A beautiful young woman clutches a raised knife and advances fearfully into the dark unknown. It’s long been a visual clich%uFFFD in slasher and bad horror flicks, but The Strangers is neither. It stars Liv Tyler as Kristen, the woman trying to fend off danger with an uncertain grip on a kitchen knife. She is the terrific, fast-beating heart of a story that slips with sure steps into the twilight zone between crime drama and occult thriller.
In bare outline, The Strangers is about a house invasion, a crime especially unsettling because it penetrates the most private sanctuary of domesticity. A thematically similar film came and went recently, director Michael Haneke’s Funny Games, about a pair of prep school sociopaths who terrorize and murder a family in their summer home.
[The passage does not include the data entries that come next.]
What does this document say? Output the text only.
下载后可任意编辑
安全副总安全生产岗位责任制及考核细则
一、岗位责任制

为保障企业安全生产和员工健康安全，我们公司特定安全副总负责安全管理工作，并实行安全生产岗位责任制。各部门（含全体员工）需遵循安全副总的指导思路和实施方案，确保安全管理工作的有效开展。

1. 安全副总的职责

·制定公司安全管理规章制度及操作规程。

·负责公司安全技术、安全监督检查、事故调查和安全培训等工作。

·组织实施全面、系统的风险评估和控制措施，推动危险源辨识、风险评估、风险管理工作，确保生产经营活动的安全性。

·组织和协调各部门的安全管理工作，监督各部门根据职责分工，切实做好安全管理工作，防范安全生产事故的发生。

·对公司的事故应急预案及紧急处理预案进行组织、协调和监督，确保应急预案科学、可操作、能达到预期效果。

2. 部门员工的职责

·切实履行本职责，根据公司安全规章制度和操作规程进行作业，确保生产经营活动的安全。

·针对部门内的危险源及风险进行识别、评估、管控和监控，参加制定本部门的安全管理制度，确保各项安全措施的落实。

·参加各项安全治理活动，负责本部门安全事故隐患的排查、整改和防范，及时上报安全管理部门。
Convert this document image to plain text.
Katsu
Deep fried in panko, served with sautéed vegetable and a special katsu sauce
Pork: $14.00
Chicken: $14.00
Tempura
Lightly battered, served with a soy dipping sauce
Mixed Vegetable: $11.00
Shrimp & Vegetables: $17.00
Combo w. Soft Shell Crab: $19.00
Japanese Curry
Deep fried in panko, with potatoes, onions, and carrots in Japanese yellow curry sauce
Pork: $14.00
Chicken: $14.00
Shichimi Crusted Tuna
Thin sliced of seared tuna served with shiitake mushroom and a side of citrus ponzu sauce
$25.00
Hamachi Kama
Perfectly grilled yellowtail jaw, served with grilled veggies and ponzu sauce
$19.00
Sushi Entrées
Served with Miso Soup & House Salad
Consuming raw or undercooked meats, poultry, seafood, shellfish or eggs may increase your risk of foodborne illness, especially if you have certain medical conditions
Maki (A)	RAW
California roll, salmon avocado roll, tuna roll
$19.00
With Teutonic tedium and the unearned arrogance of someone who spent too many years in art school with the wrong instructors, the Austrian Haneke overlaid his sometimes-dull picture with a pretentious agenda of “implicating” the audience in the violent scenes he himself created.
With The Strangers, fledgling writer-director Bryan Bertino dispenses with pseudo-intellectual cant and summons the nightmares that lurk in our subconscious. Kristen begs the eerily masked trio tormenting her and boyfriend James (Scott Speedman) to answer, “Why are you doing this?” The girl invaders remain mute behind the frozen expression of their birthday party masks, as does their male companion under a gunnysack with gaping holes for his eyes and mouth.
Bertino’s skill as a filmmaker is already evident when Kristen and James are introduced. They are waiting at an intersection, their faces lurid from the stoplight’s red glare. Her cheek is smudged with a tear. They drive in silence for James’ family summer home, a rambling ranch house on a country lane enclosed by woods. Kristen and James are at a point in their relationship where emotions are crossed and confused. They are entering the dark womb of an isolated spot meant as a comfortable retreat. The family home with all its memories for James will soon be haunted by the malevolent masked specters whose actions are so unsettling because they have no cause or reason.
There are two problems with The Strangers; they come in the first three minutes and might have been imposed by the film’s producers according to their own inscrutable calculations. There is a flash forward to the end that gives away most of the conclusion but without, thanks to Bertino’s ability to keep audiences at the edge of their seats, dampening the tension too much. And then there is a recitation of FBI violent crime statistics accompanied by an assurance that the story we are about to see is “inspired by true events.”
The just-the-facts introduction sets up The Strangers as a crime movie when almost everything about the staging and cinematography suggests the supernatural. The many visually spooky scenes include the gaping masked male intruder who silently appears in the far corner of the house’s shadowy interior; Kristen is turned from him, unaware of the pale shape hovering in darkness. The trio of devils dart here and there through the night in a game of now you see us, now you don’t. Between branches snapping in the woods, creaking floorboards, rapping on the front door, the tolling of distant wind chimes and a turntable needle stuck in a vinyl groove, The Strangers’ use of sound to convey mounting terror is as acute as Edgar Alan Poe’s “The Bells.”
The empathy between Kristen and James, made real in the swift strokes that define the characters and their relationship, increases our sympathy for them. The Strangers is a tale of the uncanny disguised as a blood splattered crime scene. Like the best horror, it leaves much of what happened to the imagination.